Dr. Martin Vetterli got his Engineering degree from Eidgenoessische Technische Hochschule Zuerich (ETHZ), his MS from Stanford University and his Doctorate from Ecole Polytechnique Federale de Lausanne (EPFL). He was an Associate Professor in EE at Columbia University in New York, and a Full Professor in EECS at the University of California at Berkeley before joining the Communication Systems Division of EPFL. He held several positions at EPFL, including Chair of Communication Systems, and founding director of the National Center on Mobile Information and Communication systems (http://www.mics.org), which investigates next generation communication systems, including sensor networks. He works on signal processing and communications, in particular, wavelet theory and applications, image and video compression, joint source-channel coding, self-organized communication systems and sensor networks, and has published about 120 journal papers on the subjects. His work won him numerous prizes, like best paper awards from EURASIP in 1984 and of the IEEE Signal Processing Society in 1991,1996 and 2006, the Swiss National Latsis Prize in 1996, the SPIE Presidential award in 1999, and the IEEE Signal Processing Technical Achievement Award in 2001. He is a Fellow of IEEE, and was a member of the Swiss Council on Science and Technology (2000-2004). He is the co-author, with J.Kovacevic, of the graduate textbook "Wavelets and Subband Coding'' (Prentice-Hall, 1995), and with J.Kovacevic and V.Goyal, of the forthcoming book "The World of Fourier and Wavelets" (2008).

Efficient Representation of Sound Images: Recent Developments in Parametric Coding of Spatial Audio

Friday, 9 November, 2007

by Jürgen Herre, Fraunhofer Institute for Integrated Circuits (IIS), Erlangen, Germany

Like with pictures, humans talk about a "sound image" when they try to characterize an acoustic scene containing salient spatial aspects.
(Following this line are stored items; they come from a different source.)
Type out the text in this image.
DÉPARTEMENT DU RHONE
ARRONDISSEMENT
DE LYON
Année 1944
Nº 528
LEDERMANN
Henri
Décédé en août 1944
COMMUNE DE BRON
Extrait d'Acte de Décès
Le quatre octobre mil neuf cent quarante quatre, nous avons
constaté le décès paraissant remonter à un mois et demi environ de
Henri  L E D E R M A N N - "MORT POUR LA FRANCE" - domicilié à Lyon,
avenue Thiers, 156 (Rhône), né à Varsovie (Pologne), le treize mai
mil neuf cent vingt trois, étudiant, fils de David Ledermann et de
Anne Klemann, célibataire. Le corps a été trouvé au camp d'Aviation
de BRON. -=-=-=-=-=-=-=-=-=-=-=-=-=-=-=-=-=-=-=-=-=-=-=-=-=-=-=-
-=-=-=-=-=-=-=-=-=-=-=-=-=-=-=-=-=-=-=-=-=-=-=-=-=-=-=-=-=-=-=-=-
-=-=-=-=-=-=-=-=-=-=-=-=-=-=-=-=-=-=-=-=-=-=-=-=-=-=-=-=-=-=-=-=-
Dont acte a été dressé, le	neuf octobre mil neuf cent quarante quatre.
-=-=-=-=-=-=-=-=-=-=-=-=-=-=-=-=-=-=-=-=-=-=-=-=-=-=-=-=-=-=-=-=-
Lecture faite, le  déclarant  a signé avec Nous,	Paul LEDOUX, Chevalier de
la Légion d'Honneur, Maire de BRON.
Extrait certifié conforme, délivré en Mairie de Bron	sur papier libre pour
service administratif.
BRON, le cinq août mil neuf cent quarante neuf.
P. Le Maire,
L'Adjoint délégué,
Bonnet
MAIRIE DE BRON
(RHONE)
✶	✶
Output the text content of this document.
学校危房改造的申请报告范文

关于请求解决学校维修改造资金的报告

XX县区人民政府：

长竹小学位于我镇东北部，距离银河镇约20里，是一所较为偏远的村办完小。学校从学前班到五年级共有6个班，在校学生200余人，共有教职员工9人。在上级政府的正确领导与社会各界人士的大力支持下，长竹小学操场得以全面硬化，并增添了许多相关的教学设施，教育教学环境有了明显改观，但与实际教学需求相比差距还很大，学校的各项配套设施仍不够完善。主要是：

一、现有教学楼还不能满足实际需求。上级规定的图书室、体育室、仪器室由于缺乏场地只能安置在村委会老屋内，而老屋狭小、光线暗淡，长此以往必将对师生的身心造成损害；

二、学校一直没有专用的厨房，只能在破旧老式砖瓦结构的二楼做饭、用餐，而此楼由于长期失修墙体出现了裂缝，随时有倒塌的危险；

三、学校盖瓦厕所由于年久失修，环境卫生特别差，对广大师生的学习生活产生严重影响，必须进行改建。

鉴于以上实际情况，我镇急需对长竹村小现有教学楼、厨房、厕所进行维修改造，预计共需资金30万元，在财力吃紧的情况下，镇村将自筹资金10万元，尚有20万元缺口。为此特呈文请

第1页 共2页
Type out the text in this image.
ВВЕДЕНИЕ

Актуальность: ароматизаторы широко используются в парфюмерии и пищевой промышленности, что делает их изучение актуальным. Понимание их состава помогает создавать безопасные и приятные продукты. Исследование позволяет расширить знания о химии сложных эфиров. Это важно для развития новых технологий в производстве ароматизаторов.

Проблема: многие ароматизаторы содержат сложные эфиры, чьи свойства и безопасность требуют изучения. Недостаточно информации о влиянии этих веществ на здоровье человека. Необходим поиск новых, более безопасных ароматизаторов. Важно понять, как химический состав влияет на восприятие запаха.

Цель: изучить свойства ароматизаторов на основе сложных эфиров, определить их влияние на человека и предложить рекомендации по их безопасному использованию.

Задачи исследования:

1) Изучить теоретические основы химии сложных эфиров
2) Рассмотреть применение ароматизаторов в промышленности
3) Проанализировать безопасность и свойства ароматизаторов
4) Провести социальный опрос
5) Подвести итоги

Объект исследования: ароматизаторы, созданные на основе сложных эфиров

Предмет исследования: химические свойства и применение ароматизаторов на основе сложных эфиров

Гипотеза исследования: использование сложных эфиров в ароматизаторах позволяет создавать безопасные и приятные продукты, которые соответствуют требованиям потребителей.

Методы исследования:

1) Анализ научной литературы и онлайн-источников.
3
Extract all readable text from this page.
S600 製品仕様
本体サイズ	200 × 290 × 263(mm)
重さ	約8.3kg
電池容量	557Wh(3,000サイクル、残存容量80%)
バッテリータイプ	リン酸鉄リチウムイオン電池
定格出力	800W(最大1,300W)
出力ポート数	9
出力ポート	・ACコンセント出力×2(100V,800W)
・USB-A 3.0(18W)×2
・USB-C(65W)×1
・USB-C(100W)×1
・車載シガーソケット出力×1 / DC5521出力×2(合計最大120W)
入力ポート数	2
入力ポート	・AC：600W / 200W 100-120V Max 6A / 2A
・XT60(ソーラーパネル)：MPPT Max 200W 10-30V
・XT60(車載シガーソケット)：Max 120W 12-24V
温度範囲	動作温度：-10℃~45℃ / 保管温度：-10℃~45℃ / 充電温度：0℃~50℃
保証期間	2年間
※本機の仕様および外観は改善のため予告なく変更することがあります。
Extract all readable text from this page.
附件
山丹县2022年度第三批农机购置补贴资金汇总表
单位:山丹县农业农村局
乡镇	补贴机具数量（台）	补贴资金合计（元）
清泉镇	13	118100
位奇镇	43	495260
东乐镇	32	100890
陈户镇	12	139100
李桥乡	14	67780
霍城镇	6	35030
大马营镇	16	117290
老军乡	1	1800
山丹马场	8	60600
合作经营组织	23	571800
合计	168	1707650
This talk will review the basic aspects of stereophonic / multi-channel audio that determine the perceived sound image and will outline how these aspects can be represented efficiently. One of the most remarkable innovations in this context was the recent development of the "Spatial Audio Coding" (SAC) approach. Exploiting the human perception of spatial sound, such coding schemes are capable of transmitting high quality surround sound using bitrates that have been used for carrying traditional two-channel stereo audio so far. The talk will outline the underlying ideas and describe the architecture of the recently finalized "MPEG Surround" specification. Equipped with a set of attractive capabilities, the technology enables introduction of surround sound into existing distribution infrastructures while retaining full compatibility to mono or stereo receivers. Finally, an outlook is provided of a next technology generation envisaged for standardization within ISO/MPEG allowing for bit-efficient and backward compatible coding of several sound objects.

Dr. Jürgen Herre joined the Fraunhofer Institute for Integrated Circuits (IIS) in Erlangen, Germany, in 1989. Since then he has been involved in the development of perceptual coding algorithms for high quality audio, including the well-known ISO/MPEG-Audio Layer III coder (aka "MP3"). In 1995, Dr. Herre joined Bell Laboratories for a PostDoc term working on the development of MPEG-2 Advanced Audio Coding (AAC). Since the end of ‘96 he is back at Fraunhofer working on the development of advanced multimedia technology including MPEG-4, MPEG-7 and secure delivery of audiovisual content, currently as the Chief Scientist for the Audio/Multimedia activities at Fraunhofer IIS, Erlangen. Dr. Herre is a fellow of the Audio Engineering Society, co-chair of the AES Technical Committee on Coding of Audio Signals and vice chair of the AES Technical Council. He also served as an associate editor of the IEEE Transactions on Speech and Audio Processing and is an active member of the MPEG audio subgroup.